Wreckage from the World Trade Center (WTC) was rapidly destroyed. Less than two weeks after the attacks, the City accepted a proposal to recycle the steel from the collapsed buildings. The overwhelming majority of it was quickly cut up, shipped off, or melted down without proper documentation or forensic analysis, in violation of federal law (NYT 12/25/01). Most of the steel was quite literally on a slow boat to China. Although the steel was deemed of no use to investigators, it was considered important enough to equip all trucks hauling it with GPS locaters, at a cost of $1000 apiece, so its location could always be known (http://www.securitysolutions.com/mag/security_gps_job_massive/index.html).
http://www.mountingevidence.org/appendix-c.html
 
jazzz said:
I'm talking about the NIST investigation which controlled, threw away and suppressed all the evidence!
This is why it's much better just to do the sort of demolition job (huh huh) he's had on the court/licence fee thread.
 
Jazzz - do NOT call me silly. It's both belittling and insulting. Stop it. I'm not some small child, I'm a highly-educated grown woman.

Please address the questions asked of you instead of posting more cut & paste epics.
 
It may have been a crime scene but firefighters and police personnel were searching for the bodies of their fallen friends, comrades and familes. Crime scene protocols were observed as much as possible under the circumstances, especially given the amount of asbestos in the debris.
 
It may have been a crime scene but firefighters and police personnel were searching for the bodies of their fallen friends, comrades and familes.
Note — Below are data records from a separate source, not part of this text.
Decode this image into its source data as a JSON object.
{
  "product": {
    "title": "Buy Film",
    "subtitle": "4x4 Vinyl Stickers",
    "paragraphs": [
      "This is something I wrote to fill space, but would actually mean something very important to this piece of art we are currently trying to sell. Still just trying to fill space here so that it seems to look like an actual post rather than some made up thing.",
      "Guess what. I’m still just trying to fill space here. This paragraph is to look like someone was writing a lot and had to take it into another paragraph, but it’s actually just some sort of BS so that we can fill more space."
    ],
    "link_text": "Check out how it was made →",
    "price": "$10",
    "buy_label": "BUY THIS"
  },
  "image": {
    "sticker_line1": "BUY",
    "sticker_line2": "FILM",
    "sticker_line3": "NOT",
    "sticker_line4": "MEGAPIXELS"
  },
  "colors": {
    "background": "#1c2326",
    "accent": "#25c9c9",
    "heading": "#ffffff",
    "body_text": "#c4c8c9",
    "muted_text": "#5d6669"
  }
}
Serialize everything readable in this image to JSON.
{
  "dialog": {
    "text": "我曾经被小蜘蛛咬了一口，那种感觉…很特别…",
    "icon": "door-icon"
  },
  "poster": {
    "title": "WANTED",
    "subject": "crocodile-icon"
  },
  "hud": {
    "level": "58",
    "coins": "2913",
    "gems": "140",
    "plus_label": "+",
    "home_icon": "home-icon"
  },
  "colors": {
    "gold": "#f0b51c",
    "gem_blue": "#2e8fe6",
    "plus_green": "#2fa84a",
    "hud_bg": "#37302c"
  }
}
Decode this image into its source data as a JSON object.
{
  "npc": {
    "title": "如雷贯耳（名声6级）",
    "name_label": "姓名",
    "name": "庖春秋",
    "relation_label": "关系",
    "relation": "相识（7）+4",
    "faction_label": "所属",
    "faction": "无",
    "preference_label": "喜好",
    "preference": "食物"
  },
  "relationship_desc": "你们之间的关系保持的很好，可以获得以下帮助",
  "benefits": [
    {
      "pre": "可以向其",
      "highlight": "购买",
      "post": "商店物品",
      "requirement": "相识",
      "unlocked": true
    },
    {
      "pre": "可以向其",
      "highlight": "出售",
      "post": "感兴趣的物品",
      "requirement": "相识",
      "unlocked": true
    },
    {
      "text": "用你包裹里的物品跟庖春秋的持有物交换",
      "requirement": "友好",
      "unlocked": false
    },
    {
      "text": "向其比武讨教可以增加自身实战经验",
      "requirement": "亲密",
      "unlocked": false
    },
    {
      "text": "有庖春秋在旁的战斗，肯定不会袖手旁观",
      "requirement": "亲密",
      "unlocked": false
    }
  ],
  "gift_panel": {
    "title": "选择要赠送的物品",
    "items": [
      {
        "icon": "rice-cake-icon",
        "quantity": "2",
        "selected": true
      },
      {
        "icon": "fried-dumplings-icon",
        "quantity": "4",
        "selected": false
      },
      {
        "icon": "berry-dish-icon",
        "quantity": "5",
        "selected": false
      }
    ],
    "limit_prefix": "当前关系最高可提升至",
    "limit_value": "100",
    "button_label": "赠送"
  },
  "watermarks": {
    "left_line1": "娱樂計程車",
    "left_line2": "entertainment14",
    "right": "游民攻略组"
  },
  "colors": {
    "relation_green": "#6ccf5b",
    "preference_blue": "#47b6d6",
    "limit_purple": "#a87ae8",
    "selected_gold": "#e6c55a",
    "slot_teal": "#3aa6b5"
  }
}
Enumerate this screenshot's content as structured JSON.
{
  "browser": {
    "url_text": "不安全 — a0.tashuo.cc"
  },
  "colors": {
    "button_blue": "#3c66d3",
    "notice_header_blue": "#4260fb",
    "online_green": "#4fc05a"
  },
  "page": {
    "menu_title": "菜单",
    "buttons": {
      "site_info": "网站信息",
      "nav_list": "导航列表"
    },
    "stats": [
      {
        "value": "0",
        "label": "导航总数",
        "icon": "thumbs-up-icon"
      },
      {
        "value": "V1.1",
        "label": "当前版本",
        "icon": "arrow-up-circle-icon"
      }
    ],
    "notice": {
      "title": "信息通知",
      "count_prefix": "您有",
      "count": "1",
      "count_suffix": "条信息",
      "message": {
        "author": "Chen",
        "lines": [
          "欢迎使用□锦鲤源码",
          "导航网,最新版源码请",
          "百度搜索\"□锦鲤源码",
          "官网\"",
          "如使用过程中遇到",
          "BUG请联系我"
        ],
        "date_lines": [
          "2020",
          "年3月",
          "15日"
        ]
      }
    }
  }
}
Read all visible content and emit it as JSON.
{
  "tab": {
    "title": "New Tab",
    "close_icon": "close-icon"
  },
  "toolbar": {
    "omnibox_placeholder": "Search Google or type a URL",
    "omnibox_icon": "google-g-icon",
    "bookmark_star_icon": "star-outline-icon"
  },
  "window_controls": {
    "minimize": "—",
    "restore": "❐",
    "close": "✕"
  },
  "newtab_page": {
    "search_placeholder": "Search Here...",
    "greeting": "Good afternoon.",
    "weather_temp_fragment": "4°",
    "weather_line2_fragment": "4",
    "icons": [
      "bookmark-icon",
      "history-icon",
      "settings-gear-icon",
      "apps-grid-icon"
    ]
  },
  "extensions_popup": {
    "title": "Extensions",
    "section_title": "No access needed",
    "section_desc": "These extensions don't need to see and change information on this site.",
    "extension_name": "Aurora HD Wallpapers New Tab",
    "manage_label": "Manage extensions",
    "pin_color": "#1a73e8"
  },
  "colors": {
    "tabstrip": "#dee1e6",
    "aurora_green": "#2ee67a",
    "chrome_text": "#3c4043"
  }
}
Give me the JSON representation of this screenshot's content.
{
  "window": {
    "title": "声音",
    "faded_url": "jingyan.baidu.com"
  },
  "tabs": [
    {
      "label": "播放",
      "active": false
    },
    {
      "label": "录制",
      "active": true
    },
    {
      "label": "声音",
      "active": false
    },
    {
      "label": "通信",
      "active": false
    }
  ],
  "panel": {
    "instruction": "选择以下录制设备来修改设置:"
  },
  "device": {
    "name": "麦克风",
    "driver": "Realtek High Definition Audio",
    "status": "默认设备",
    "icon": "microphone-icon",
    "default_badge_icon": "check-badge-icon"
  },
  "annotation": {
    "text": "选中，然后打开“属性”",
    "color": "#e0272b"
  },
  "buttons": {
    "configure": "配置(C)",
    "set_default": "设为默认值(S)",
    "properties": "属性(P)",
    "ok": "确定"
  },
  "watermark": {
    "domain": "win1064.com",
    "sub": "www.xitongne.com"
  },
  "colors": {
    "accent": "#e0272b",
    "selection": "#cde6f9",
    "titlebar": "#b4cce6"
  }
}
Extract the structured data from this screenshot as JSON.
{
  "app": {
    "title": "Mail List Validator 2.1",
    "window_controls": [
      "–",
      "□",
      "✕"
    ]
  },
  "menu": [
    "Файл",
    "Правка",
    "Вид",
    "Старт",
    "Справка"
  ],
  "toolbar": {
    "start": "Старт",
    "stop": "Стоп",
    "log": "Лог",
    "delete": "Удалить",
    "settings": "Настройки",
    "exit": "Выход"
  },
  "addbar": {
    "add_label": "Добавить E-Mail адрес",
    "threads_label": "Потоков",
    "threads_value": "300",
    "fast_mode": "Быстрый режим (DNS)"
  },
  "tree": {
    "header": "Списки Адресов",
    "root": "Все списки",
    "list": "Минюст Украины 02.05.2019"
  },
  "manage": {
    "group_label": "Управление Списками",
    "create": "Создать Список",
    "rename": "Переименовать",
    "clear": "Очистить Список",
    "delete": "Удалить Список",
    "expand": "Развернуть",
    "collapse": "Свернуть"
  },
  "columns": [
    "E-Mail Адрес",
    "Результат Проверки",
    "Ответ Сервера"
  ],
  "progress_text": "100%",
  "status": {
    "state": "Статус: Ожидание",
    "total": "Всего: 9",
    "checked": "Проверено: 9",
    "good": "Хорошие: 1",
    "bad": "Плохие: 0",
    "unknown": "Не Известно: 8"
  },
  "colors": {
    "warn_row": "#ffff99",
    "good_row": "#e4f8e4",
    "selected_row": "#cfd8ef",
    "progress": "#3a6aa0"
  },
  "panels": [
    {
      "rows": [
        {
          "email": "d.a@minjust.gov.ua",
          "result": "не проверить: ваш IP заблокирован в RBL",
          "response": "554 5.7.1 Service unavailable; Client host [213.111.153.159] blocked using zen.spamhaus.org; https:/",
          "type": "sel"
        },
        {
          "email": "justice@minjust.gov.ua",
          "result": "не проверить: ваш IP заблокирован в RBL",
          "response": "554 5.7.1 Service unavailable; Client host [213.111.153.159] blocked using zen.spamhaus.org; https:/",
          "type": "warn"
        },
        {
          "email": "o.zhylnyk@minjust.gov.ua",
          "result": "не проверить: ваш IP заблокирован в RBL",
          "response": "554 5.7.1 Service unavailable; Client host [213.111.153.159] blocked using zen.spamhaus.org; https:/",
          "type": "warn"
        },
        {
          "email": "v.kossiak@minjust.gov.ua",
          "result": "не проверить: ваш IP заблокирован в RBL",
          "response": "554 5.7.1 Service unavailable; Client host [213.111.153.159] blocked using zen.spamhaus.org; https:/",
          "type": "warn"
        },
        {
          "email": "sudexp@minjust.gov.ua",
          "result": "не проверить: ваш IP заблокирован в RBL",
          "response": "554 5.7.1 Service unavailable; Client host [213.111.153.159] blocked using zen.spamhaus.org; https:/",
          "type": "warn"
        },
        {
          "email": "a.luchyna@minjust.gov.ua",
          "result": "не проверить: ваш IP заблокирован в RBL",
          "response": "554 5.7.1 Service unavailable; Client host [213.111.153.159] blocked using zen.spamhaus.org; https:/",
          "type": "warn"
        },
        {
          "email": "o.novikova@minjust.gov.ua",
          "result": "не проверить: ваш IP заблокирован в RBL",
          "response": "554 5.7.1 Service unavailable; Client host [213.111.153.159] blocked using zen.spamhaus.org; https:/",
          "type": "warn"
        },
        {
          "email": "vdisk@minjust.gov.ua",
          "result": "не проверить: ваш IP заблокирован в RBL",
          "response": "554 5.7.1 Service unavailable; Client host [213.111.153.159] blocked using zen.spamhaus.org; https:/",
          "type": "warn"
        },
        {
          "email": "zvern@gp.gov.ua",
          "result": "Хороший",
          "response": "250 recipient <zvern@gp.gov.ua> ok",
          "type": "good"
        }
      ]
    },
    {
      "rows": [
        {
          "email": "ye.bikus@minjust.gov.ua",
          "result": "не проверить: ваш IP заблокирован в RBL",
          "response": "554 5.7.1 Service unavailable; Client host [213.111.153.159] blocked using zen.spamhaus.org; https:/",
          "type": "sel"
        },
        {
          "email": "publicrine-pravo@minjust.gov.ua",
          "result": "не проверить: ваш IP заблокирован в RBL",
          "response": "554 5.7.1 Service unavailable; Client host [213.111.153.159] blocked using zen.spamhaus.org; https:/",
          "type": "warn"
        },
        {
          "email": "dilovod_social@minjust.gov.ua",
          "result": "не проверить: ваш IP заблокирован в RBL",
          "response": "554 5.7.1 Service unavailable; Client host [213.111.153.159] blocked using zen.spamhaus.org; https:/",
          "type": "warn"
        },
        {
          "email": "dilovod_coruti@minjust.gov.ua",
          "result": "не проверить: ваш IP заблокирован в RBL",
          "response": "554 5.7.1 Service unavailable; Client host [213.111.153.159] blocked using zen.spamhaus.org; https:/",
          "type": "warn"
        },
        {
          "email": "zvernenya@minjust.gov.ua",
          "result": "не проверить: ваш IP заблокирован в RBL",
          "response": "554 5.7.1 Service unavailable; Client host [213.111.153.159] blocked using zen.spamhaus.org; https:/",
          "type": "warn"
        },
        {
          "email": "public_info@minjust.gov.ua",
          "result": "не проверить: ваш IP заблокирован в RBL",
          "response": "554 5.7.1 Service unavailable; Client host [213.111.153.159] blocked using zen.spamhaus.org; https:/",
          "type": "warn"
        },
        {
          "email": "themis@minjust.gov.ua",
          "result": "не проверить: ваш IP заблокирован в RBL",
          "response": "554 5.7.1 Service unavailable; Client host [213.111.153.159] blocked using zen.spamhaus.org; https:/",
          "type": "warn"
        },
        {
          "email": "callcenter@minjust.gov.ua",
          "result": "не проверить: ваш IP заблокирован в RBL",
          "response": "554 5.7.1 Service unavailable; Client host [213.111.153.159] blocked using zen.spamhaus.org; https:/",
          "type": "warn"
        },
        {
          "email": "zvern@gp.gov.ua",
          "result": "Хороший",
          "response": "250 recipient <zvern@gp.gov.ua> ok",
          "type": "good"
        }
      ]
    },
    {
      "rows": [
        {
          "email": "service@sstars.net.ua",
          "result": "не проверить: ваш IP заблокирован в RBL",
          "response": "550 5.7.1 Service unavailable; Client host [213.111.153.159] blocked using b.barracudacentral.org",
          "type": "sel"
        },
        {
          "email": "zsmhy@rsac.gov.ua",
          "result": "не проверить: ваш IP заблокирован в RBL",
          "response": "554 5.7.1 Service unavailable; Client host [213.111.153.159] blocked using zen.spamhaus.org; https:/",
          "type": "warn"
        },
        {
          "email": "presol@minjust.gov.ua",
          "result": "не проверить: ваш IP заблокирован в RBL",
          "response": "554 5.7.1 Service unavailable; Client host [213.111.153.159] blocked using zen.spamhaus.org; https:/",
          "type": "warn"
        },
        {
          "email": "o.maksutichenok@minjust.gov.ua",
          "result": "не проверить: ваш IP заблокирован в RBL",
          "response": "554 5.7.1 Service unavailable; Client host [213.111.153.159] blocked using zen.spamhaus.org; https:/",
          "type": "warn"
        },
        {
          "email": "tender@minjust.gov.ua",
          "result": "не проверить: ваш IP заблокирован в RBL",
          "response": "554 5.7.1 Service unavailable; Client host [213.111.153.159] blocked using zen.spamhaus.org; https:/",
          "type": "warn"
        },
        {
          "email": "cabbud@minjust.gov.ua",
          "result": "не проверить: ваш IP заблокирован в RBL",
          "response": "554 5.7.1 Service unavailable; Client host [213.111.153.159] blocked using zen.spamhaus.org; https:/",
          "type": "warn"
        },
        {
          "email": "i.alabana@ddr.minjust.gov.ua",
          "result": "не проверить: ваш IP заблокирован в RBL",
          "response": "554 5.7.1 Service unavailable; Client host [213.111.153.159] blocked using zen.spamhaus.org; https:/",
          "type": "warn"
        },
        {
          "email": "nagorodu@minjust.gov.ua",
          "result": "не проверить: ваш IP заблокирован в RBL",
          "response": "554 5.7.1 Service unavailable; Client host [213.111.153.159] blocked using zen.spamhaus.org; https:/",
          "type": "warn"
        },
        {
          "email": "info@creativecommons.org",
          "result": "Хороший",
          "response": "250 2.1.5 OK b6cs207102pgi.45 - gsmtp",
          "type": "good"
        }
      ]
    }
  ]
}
Crime scene protocols were observed as much as possible under the circumstances, especially given the amount of asbestos in the debris.
No they certainly were not otherwise they wouldn't have thrown away the steel! With respect you are no expert on the 9/11 investigation at all.
 
No they certainly were not otherwise they wouldn't have thrown away the steel! With respect you are no expert on the 9/11 investigation at all.
Neither are you.

Where do you propose they should have kept all the debris? Should they have gone looking for all the missing pieces that were spread over lower Manhattan?

Have you ever done disaster site management?